Amodei described a scenario in which AI progress continues on a steep but “soft” exponential path, with rapid improvements in coding, reasoning, and scientific tasks. He said end-to-end software engineering automation could arrive within a few years.

But beyond economic gains, he stressed national security consequences.

There could be “certain distinguished points on the exponential” where AI confers “some large advantage from the perspective of national security,” he said.

If one country or coalition reaches such capability first, “people are gonna understand that the world has changed,” he said, suggesting that negotiations over a “post AI world order” may follow.

Amodei voiced concern that advanced AI in authoritarian states could entrench control. “Authoritarianism will have a different meaning” in the age of powerful AI, he said. He has previously argued that such regimes may become harder to displace once backed by advanced AI systems.

He also defended US export controls on advanced AI chips to China, saying that while economic growth from AI may come “very easily,” issues of “distribution of benefits, distribution of wealth, political freedom” will be harder to secure.

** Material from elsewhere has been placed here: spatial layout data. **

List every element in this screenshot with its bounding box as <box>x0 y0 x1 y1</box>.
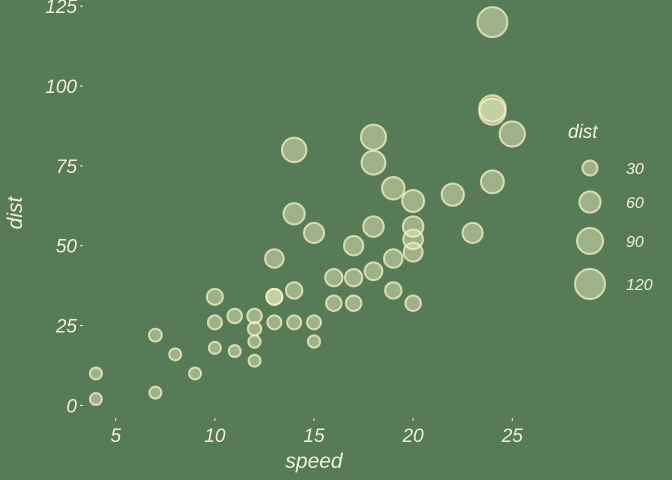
data-point <box>440 182 465 207</box>
legend-title: dist <box>568 122 598 143</box>
y-axis-title: dist <box>4 195 27 229</box>
legend-key <box>576 227 604 255</box>
data-point <box>302 221 326 245</box>
data-point <box>247 353 262 368</box>
x-tick-label: 15 <box>303 426 325 447</box>
data-point <box>286 314 303 331</box>
data-point <box>265 287 284 306</box>
data-point <box>147 327 163 343</box>
x-tick-label: 10 <box>204 426 226 447</box>
legend-label: 30 <box>626 161 644 178</box>
data-point <box>207 340 222 355</box>
data-point <box>461 221 484 245</box>
data-point <box>324 268 344 288</box>
y-tick-label: 100 <box>45 77 77 98</box>
legend-label: 90 <box>626 234 644 251</box>
data-point <box>383 248 404 269</box>
data-point <box>476 6 509 39</box>
data-point <box>280 136 308 164</box>
data-point <box>478 94 507 123</box>
data-point <box>284 281 304 300</box>
x-tick-label: 20 <box>402 426 425 447</box>
data-point <box>247 334 262 349</box>
data-point <box>479 169 505 195</box>
y-tick-label: 0 <box>66 396 77 417</box>
size-legend: dist 30 60 90 120 <box>568 122 653 300</box>
data-point <box>384 281 403 300</box>
data-point <box>344 294 363 312</box>
data-point <box>88 366 103 381</box>
data-point <box>246 307 263 325</box>
legend-key <box>574 268 606 300</box>
data-point <box>168 347 183 362</box>
data-point <box>227 344 242 359</box>
y-tick-label: 125 <box>45 0 77 18</box>
data-point <box>306 334 322 349</box>
data-point <box>206 314 223 331</box>
axis-ticks: 0 25 50 75 100 125 5 10 15 20 25 <box>45 0 523 447</box>
y-tick-label: 50 <box>56 237 78 258</box>
data-point <box>226 307 243 325</box>
data-point <box>264 248 285 269</box>
legend-label: 60 <box>626 195 644 212</box>
data-point <box>498 120 526 148</box>
data-point <box>363 261 384 282</box>
y-tick-label: 25 <box>55 317 78 338</box>
points-layer <box>88 6 526 407</box>
data-point <box>306 314 322 331</box>
data-point <box>88 392 103 407</box>
data-point <box>282 202 306 226</box>
data-point <box>325 294 343 312</box>
data-point <box>188 366 203 381</box>
x-tick-label: 25 <box>501 426 524 447</box>
x-axis-title: speed <box>285 450 344 473</box>
data-point <box>401 215 425 238</box>
y-tick-label: 75 <box>56 157 78 178</box>
data-point <box>362 215 385 238</box>
data-point <box>404 294 422 312</box>
data-point <box>381 175 406 201</box>
legend-key <box>581 159 599 177</box>
data-point <box>359 123 388 151</box>
data-point <box>402 228 425 251</box>
data-point <box>246 321 263 337</box>
x-tick-label: 5 <box>110 426 121 447</box>
data-point <box>148 385 163 400</box>
data-point <box>266 314 283 331</box>
data-point <box>401 189 426 213</box>
data-point <box>205 287 224 306</box>
data-point <box>360 149 387 176</box>
data-point <box>343 268 364 288</box>
legend-key <box>578 190 602 214</box>
data-point <box>342 235 365 257</box>
legend-label: 120 <box>626 277 653 294</box>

The comments come as India accelerates its own AI ambitions amid intensifying US-China tech competition. New Delhi is expanding semiconductor manufacturing incentives, courting global AI firms, and seeking to position itself as a democratic technology partner in the Indo-Pacific.

Amodei suggested that while AI’s economic diffusion will be “extremely fast,” it will not be “infinitely fast.” He predicted rapid adoption but acknowledged real-world bottlenecks in regulatory systems and enterprise deployment.

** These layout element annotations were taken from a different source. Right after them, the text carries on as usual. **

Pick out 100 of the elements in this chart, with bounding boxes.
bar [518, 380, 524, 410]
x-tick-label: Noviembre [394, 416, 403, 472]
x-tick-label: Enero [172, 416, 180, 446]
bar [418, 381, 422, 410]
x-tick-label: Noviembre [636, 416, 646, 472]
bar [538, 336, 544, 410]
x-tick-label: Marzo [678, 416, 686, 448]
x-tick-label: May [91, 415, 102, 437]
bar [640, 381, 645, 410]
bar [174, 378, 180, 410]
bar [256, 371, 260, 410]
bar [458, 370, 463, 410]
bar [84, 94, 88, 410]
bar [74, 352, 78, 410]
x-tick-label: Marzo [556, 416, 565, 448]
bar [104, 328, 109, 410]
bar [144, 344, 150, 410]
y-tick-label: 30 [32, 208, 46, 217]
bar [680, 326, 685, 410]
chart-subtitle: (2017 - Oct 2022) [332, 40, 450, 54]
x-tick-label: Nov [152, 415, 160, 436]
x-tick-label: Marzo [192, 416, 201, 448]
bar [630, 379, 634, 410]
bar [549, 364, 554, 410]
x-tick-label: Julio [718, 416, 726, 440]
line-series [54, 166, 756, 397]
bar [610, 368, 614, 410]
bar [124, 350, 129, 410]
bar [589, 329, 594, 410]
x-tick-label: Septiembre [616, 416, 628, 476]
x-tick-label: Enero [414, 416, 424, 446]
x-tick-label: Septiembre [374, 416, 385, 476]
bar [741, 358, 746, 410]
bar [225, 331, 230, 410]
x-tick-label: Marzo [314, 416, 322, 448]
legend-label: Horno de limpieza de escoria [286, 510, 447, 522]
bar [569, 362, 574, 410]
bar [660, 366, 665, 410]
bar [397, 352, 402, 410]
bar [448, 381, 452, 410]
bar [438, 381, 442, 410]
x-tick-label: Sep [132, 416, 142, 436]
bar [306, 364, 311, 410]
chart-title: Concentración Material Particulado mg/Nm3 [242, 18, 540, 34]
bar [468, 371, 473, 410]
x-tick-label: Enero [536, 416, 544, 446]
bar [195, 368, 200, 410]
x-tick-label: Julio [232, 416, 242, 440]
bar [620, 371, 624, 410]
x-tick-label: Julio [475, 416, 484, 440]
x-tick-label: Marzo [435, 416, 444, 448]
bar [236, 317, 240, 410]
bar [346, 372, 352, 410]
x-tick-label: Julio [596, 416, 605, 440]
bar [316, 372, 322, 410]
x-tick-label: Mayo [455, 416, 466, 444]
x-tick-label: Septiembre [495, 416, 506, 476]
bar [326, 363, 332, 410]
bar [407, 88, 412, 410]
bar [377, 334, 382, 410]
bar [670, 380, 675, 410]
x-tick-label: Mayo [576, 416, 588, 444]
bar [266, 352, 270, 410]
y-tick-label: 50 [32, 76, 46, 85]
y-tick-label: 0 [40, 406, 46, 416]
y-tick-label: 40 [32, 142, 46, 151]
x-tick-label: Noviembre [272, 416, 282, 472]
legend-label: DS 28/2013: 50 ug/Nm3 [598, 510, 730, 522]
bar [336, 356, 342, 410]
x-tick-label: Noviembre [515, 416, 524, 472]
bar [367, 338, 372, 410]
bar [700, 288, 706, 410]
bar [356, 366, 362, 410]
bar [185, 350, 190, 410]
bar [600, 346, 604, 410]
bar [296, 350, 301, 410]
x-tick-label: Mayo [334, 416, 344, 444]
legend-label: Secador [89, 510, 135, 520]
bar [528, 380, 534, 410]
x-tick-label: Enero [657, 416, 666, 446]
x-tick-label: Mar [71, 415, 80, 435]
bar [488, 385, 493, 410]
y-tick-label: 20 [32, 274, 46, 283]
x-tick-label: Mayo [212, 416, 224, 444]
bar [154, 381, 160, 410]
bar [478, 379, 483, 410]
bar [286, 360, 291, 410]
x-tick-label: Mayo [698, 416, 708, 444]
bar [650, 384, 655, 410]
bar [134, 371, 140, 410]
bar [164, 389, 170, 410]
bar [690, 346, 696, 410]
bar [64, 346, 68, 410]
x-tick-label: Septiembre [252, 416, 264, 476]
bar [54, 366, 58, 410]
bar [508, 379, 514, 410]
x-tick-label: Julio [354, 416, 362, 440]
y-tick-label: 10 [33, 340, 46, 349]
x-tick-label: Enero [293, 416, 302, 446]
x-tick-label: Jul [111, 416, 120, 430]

He warned that a world in which AI systems can design new technologies, conduct scientific discovery, and automate digital work could widen geographic disparities. Growth could accelerate dramatically in regions close to AI hubs while lagging elsewhere.

For India, which maintains strategic autonomy while deepening technology ties with the United States, the question is whether it can secure compute capacity, semiconductor supply chains, and AI research leadership before such “distinguished points” are reached.

Anthropic is one of a handful of frontier AI firms alongside OpenAI and Google DeepMind, pushing large-scale model development. The company has argued that governance frameworks must evolve quickly, as “10 years is an eternity” in AI timelines.

India has yet to formalise comprehensive AI regulation, though it has released advisory frameworks and is investing in national AI infrastructure. With China rapidly advancing domestic AI capabilities and the US tightening chip export controls, the strategic window may narrow faster than policymakers expect.

If Amodei’s timelines prove accurate, the global AI race could crystallise before 2030 — making this decade decisive for technology powers including India.